Wednesday, January 25, 2017

Noh Hamlet

(I thought I had posted this earlier but I guess I didn't I apologize!)
I found a production of Hamlet directed by Yoshihiro Kurita influenced by traditional noh theatre.  I am not very familiar with noh theatre, but from my brief reading of the Encyclopedia Brittanica article dedicated to it I can see some of where the director took influences (the very open stage and costuming are a few examples).  There is intricately choreographed pantomime during some of the scenes, as is typical of noh theatre. There is also tense piano music during a large portion of the play, adding to the intensity of the moment.  This, coupled with the incredible actors’ ability to make the emotions of their lines evident even to non-Japanese speakers, makes for a very interesting take on Hamlet.
One of the things I find most striking is that Hamlet remains seated, unmoving, at downstage center and the characters move around and interact with him.  The small description below the video describes this choice as making it seem like the play is a dream or memory of Hamlet's, which I think adds to the interpretation of Hamlet as being in a lot of emotional turmoil.

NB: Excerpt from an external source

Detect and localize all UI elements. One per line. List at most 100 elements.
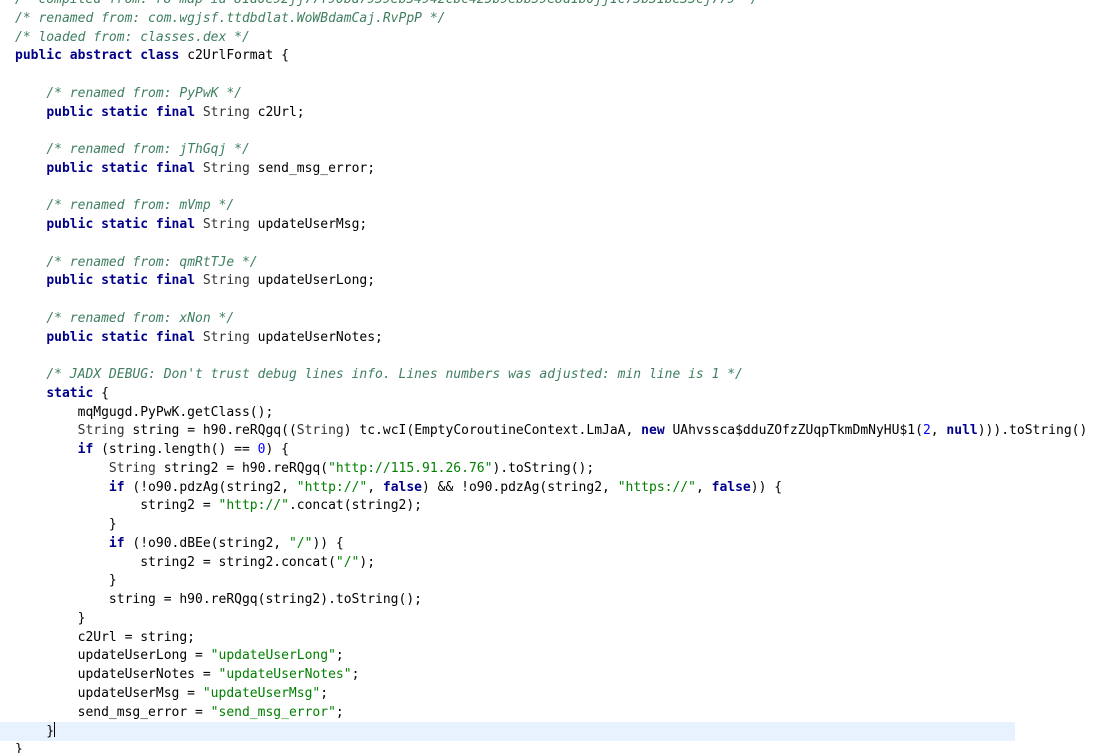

When we were reading Hamlet in AP Lit, we would interpret each character various different ways, and each interpretation completely changed how we would see the play.  One of the ways that we would interpret Hamlet is that he is sinister, just pretending to have gone crazy and manipulating every other character in order to get revenge on his father by killing Claudius.  This production seems to take it to more of an extreme than I did in class, presenting Hamlet, especially in the exchange he has with Ophelia directly after the “To be or not to be” soliloquy, as one who has become cold in his search for revenge.  Hamlet’s tone is cruel towards Ophelia, and he breaks her heart (in my interpretation) to make her want to distance herself from him.  His constant presence in every scene makes it seem like he is the one influencing everyone’s actions, which works perfectly with the director’s vision.